07/18/2016 • 4 views
Man survives lightning strike while using phone during storm
On July 18, 2016, a man was struck by lightning while using his mobile phone during a summer storm. He survived with burns and was treated in hospital; accounts emphasize the rarity but real risk of using electronic devices outdoors in severe weather.
Lightning strikes to people are uncommon but can be severe. Each year worldwide, thousands of people are struck by lightning and a significant minority suffer serious injury or death. Survivors may experience burns where current entered or exited the body, cardiac or respiratory arrest at the time of strike, and later complications such as nerve damage, chronic pain, memory or cognitive issues, and mood or sleep disturbances. Immediate first aid and rapid medical evaluation improve outcomes.
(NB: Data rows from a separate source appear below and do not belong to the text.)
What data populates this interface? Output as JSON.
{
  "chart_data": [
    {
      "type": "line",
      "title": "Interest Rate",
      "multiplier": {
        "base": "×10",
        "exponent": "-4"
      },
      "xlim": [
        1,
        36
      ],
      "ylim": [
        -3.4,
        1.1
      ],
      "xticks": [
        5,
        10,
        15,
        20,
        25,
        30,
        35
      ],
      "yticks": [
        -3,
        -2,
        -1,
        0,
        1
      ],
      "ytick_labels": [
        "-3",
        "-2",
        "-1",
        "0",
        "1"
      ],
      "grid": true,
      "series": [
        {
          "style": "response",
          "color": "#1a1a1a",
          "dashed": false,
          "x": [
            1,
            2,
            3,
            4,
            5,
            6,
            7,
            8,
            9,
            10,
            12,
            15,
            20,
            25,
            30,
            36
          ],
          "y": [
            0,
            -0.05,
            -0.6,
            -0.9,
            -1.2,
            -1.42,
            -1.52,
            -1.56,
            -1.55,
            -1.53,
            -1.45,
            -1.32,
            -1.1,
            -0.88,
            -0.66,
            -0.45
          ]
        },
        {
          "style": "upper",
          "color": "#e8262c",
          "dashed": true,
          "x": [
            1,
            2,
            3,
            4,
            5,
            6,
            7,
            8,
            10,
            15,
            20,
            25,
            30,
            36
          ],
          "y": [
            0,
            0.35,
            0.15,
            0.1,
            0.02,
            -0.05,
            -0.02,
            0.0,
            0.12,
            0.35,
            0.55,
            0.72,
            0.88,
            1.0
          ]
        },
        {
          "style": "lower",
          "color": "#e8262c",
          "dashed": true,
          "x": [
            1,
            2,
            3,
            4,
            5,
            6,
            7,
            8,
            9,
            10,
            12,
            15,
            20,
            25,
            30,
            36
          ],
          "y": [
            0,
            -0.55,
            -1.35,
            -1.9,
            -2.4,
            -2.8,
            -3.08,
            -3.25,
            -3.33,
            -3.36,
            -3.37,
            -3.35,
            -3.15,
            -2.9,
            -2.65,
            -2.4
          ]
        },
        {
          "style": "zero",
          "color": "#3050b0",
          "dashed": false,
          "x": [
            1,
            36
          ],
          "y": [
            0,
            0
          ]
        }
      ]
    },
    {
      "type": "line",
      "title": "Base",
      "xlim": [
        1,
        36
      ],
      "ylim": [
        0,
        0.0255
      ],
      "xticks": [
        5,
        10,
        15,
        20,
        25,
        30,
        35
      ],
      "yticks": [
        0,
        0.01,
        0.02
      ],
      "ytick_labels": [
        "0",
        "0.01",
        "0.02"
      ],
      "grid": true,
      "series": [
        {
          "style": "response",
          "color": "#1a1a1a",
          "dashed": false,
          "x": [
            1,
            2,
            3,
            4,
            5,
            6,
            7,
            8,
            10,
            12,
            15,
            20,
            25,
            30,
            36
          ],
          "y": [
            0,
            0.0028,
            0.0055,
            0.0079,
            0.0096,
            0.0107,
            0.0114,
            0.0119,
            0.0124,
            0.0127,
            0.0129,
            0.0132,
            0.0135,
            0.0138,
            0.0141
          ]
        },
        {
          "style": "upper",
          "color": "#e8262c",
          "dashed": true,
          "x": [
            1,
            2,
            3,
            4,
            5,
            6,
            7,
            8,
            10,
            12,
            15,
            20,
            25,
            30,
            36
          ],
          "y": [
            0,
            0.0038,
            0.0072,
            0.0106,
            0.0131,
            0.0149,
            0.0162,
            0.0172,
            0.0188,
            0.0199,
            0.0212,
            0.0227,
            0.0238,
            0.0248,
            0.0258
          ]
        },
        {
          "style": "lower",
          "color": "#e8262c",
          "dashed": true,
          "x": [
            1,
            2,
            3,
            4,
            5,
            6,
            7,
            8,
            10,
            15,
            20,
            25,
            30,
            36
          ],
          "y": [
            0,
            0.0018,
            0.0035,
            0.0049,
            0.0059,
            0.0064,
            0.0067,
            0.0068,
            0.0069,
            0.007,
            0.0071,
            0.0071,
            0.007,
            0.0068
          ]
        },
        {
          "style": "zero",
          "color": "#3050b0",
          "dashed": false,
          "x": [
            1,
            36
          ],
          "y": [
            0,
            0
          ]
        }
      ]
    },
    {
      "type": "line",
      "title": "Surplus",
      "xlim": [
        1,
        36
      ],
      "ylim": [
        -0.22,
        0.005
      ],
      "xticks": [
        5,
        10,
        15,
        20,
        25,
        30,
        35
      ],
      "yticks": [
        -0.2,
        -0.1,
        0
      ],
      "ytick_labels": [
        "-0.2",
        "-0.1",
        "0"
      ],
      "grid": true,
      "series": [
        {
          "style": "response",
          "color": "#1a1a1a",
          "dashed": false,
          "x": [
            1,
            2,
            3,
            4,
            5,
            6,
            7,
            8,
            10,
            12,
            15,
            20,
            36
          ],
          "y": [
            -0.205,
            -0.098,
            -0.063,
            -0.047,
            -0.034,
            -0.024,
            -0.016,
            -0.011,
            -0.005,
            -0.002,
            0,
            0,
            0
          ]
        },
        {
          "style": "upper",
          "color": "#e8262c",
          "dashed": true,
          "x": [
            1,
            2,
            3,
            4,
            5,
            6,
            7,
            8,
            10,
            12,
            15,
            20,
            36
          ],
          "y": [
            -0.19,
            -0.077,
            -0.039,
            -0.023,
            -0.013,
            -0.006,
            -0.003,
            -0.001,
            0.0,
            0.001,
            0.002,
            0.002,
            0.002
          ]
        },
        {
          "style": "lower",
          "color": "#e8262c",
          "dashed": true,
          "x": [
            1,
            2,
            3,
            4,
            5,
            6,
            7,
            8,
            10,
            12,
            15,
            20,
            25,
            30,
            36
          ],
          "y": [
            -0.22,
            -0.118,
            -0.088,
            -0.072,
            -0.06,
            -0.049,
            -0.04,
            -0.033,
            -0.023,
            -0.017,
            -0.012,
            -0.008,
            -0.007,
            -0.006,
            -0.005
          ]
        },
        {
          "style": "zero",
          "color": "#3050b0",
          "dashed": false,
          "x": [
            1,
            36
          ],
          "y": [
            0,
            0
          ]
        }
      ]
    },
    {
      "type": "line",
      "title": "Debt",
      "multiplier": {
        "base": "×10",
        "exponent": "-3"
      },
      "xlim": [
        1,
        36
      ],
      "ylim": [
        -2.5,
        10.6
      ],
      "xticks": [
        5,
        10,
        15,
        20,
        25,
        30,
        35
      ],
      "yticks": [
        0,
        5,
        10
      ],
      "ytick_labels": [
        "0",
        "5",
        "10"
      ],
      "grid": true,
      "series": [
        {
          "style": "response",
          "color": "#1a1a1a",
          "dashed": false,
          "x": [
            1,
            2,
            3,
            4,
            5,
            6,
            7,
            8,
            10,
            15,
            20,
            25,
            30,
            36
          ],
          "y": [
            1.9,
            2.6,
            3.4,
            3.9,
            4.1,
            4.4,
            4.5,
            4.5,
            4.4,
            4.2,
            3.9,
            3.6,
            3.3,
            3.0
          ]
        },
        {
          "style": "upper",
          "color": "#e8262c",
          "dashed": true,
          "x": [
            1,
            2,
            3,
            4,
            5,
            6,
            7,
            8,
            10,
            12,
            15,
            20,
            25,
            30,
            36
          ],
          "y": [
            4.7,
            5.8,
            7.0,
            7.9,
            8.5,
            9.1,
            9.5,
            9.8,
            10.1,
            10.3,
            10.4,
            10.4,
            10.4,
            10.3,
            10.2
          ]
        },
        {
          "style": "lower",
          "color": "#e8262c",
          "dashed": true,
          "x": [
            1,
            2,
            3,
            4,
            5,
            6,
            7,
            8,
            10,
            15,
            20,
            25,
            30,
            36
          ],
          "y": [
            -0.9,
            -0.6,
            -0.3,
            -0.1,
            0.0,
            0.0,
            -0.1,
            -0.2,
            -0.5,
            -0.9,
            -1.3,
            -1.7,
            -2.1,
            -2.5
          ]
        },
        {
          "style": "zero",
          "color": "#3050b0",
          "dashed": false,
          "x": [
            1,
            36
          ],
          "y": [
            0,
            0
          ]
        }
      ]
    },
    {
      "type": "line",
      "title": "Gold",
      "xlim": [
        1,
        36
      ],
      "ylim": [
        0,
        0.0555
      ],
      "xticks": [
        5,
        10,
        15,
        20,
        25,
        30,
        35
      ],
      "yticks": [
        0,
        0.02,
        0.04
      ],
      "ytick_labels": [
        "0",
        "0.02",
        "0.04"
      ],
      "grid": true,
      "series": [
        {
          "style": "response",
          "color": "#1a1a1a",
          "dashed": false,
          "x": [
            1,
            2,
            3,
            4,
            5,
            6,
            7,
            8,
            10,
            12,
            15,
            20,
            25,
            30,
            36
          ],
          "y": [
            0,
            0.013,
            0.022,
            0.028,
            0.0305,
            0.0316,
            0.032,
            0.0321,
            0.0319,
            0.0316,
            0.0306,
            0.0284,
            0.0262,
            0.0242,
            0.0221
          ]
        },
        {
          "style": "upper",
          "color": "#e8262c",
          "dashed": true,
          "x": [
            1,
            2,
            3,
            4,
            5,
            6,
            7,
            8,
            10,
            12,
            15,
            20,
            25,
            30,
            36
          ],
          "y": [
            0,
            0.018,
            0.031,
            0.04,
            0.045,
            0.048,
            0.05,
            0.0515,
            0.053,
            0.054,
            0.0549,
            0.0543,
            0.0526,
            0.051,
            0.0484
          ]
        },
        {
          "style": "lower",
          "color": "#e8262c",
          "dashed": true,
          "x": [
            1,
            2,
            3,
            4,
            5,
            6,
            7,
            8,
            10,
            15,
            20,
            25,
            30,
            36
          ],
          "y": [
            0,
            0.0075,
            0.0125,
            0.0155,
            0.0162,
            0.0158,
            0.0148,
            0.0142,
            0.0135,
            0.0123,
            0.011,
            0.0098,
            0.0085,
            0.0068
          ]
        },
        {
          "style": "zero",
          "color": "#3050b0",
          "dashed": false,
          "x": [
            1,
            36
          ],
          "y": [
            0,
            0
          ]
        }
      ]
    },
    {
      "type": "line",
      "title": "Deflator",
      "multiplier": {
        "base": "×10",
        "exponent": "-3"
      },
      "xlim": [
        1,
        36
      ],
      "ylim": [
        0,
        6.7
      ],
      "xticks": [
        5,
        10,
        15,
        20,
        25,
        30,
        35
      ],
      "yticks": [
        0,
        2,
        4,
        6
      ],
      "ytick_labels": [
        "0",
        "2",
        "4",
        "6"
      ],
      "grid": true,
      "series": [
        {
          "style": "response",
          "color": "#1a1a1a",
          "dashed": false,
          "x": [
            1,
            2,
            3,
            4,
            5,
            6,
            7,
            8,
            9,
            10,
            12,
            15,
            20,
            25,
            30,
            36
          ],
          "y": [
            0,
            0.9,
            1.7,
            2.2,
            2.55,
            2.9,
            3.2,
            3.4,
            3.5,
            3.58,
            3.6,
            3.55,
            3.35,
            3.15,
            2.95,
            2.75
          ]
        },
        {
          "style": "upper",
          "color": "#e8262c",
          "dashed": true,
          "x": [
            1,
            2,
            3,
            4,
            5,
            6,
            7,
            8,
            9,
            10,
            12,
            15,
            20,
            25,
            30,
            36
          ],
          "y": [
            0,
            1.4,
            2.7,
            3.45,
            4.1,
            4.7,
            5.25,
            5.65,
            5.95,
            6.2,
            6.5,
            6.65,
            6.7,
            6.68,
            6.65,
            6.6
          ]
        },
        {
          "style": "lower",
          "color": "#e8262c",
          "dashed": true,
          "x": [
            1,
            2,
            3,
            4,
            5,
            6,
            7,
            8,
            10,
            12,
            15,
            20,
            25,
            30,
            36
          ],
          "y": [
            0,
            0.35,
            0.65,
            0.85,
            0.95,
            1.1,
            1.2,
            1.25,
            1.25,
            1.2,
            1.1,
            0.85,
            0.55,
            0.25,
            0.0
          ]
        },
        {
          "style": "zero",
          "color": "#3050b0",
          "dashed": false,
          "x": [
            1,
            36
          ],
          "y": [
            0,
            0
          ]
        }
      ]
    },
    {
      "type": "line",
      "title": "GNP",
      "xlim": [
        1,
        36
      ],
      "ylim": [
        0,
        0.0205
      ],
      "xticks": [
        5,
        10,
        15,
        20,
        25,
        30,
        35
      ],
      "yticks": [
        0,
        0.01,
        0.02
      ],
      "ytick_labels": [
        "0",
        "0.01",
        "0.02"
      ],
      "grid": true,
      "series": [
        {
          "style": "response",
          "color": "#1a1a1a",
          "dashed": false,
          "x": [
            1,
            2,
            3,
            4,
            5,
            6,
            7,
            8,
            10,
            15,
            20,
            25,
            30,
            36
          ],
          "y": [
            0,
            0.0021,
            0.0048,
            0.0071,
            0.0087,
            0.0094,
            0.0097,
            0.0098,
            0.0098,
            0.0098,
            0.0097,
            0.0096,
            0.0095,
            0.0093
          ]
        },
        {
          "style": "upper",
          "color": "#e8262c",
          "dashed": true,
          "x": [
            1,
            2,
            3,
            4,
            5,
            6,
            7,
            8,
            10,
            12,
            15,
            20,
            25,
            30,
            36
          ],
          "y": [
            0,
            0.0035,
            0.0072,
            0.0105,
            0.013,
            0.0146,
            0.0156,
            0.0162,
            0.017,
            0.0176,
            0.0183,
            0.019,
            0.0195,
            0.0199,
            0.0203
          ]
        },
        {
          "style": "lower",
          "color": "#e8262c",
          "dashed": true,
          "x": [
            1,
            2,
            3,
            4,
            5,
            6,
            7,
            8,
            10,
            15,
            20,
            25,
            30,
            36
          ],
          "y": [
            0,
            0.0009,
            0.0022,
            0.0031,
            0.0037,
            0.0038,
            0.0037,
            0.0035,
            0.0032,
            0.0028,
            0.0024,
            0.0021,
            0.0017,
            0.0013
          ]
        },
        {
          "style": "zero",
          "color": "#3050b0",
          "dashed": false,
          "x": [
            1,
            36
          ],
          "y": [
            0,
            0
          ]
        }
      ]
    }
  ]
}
Reports of incidents involving phones during lightning strikes have periodically drawn public attention. Scientific and safety authorities generally advise that while using a battery-powered mobile phone indoors poses no additional lightning risk, being outdoors with any tall conductive object or in exposed locations during a thunderstorm increases risk. Lightning does not have to strike a person directly to cause injury; ground current, side flashes (where lightning jumps from one object to another), and conduction through metal or wet surfaces can also harm bystanders.
Contemporary guidance from meteorological and safety organizations emphasizes avoiding open fields, hilltops, isolated trees, and metal structures during thunderstorms; seeking substantial shelter in a building with wiring and plumbing or an enclosed metal vehicle is recommended. If caught outdoors with no shelter, the advice is to minimize contact with the ground by crouching with feet together and keeping low, but not lying flat. Using a handheld mobile phone outdoors does not inherently attract lightning, but phones can be a conduit if lightning strikes nearby conductive objects or if the user is in contact with metal that provides a path to ground.
News coverage of the July 18 incident noted the rarity of surviving a direct strike and reiterated standard safety advice. Investigations into individual lightning-strike incidents typically rely on emergency responders’ reports, medical records, and eyewitness accounts; such sources can vary in detail, and sometimes reports conflate proximity to electronic devices with causation. In this case, accounts consistently indicate the man was using a phone when struck, but they do not establish that the phone itself attracted the lightning.
The survival and subsequent medical care in this incident underscore both the seriousness of lightning as a hazard and the potential for recovery with prompt treatment. For the public, the enduring message from safety agencies remains to monitor weather forecasts, heed thunderstorm warnings, and move to appropriate shelter well before severe weather arrives.
Note: This summary is based on contemporaneous reporting and general safety guidance related to lightning strikes. Specific medical or investigative records for this individual were not consulted here; if precise clinical details or an official incident report are required, those primary documents should be sought.